Jonathan: Oh, thank you.
Suzanne: Completely changed the way my husband ate. I don’t think he’s had more than two grains since he read it to the point where I was like “Levi, you need to eat a little bread, man. You’re getting so lean.” He is so lean now and he only does for fitness is Brazilian Jiu Jitsu. He does that very, very dedicated but it’s just great and it’s really been impacting for us.
Jonathan: Oh, well, thank you, Suzanne. I really appreciate that.
Suzanne: You what I love about? I love that it’s carb-minded but it’s really about nutrients and lean protein. I love that.
Jonathan: Well, it was really interesting. I actually just recently recorded a podcast, which I’m certainly excited to share, with Dr. Joel Fuhrman.
Suzanne: Oh, wow.
Jonathan: Which was a lot of fun. The reason it was, I think, fun was, and I think the listeners will really enjoy, is because we talked about – it’s really not about saying animal food is bad and plant food is good or that plant food is good and animal food is bad or – it’s more about saying foods, not edible products, foods that provide the most of which you must eat and the least of which kills you are the best things to eat and those can be found from a diverse array of sources. Let’s focus on that.
I think that macro principle of actually focus on the ends not the means is – even for fitness, that’s what we are talking about here and loving yourself. Many people want to be “thin” because they because they believe it will make them feel a certain way. Why not just feel that way? Bypass that and just go straight to the feeling.

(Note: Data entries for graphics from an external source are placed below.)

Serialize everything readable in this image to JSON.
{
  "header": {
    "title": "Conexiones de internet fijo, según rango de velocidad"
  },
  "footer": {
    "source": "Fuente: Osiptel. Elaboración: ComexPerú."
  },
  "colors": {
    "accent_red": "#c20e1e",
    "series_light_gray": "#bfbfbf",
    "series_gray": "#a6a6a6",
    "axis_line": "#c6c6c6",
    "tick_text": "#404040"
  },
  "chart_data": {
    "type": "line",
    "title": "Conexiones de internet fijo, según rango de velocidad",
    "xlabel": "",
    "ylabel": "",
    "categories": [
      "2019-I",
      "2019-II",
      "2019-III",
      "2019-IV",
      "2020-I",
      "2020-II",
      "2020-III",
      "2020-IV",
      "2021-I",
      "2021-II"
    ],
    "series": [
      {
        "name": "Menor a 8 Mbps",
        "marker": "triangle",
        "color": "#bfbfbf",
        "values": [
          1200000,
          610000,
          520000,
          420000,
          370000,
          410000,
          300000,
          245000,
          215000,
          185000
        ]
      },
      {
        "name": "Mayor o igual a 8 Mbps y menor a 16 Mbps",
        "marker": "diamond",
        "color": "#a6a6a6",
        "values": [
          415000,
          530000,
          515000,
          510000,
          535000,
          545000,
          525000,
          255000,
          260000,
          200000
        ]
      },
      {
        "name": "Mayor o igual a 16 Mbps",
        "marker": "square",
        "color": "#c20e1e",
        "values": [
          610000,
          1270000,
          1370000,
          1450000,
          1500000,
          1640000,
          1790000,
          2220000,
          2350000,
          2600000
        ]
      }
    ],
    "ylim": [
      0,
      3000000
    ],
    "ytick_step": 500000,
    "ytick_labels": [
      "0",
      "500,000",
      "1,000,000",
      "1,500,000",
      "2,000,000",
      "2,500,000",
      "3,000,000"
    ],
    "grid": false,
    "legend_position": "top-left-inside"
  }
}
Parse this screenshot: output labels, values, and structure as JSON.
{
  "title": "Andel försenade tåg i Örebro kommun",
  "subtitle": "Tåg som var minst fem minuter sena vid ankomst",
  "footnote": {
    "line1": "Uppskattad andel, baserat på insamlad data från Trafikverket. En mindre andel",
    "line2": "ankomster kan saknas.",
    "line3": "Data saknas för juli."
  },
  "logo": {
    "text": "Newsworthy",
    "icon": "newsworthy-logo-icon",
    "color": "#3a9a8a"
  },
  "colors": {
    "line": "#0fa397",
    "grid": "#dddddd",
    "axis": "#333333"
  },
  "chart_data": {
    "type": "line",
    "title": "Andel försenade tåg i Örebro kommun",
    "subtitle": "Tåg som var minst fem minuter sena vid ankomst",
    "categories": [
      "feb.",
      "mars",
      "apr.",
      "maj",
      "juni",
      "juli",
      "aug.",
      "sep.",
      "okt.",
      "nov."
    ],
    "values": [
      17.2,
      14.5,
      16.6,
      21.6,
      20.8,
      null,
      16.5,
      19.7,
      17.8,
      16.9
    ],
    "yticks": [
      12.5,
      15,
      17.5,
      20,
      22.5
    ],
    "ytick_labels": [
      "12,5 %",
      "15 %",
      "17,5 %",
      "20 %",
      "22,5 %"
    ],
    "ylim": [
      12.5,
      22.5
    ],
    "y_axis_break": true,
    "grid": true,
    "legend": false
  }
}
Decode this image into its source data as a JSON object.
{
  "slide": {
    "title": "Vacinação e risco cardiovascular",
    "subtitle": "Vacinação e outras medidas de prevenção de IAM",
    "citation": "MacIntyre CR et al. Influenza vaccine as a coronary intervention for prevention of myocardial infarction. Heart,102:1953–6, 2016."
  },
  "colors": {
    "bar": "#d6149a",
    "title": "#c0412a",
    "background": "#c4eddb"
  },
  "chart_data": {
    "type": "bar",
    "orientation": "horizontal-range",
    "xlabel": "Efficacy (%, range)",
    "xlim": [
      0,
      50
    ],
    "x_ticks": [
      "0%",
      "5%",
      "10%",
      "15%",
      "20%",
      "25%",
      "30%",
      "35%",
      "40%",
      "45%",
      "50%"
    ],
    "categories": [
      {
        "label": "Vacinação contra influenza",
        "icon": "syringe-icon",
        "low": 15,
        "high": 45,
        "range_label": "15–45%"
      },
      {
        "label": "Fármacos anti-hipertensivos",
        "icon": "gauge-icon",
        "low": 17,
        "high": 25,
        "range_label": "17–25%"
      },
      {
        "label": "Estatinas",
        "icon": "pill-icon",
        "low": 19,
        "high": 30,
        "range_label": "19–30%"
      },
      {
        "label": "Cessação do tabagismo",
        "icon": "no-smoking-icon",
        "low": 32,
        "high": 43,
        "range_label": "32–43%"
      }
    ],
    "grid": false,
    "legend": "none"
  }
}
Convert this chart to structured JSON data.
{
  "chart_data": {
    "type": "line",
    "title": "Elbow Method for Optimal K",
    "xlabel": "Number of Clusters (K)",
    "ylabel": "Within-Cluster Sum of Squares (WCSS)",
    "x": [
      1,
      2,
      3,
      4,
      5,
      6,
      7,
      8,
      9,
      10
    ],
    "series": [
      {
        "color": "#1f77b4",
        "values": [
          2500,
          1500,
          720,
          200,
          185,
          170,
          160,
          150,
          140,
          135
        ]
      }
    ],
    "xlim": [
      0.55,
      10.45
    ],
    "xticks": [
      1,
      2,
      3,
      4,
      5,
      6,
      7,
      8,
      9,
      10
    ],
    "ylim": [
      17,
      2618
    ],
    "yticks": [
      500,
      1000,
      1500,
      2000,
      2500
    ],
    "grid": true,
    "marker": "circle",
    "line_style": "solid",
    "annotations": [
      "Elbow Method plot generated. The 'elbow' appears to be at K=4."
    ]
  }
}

Suzanne: That’s true. I love it.
Jonathan: The goal is not to be thin. The goal is to take actions that will make you achieve the emotional state you believe you will have once you are thin, if that makes sense.
Jonathan: Well, Suzanne, I feel cleansed after this. I feel emotionally healed after this conversation.
Suzanne: That’s awesome, so do I.
Jonathan: Well, I love it. Well, Suzanne, this has been an absolute pleasure. Folks, if you want to learn more about Suzanne and in fact, work out with her, you can because she has a brand new streaming work out program on her site that works cross platform and she’s just out there in the internet world breaking down barriers. I love it. That website is SuzanneBowenFitness.com. That’s S-u-z-a-n-n-e-b-o-w-e-n-f-i-t-n-e-s-s.com.
Suzanne: Got it.
Jonathan: Streaming workouts, all kinds of inspiration. Suzanne, what’s next for you?
Suzanne: I am going on Home Shopping Network next weekend to launch the BarreAmped DVDs. I’m doing that with Body by Jake so Jake Steinfield and I will be there. He’s a legend in fitness. Such a great guy. I’m also going to be the guest fitness expert on 19 Kids and Counting and that will air in June but we’ll be filming that on Tuesday so it’s a big week.
Jonathan: Oh, very, very cool. Well, congratulations on all that.
Suzanne: Thank you.
Jonathan: I know it will be a lot of fun so wishing you all the best.
Suzanne: Thank you so much, Jonathan.
Jonathan: I hope we can have you back on the show. It’s certainly been a pleasure.
Suzanne: I love it. Yes, thank you so much. Take care.
Jonathan: Thank you, Suzanne.
Jonathan: See you. Listeners, I hope you enjoyed the show as much as I did and remember this week and every week after eat smarter, exercise smarter and live better. Talk with you soon.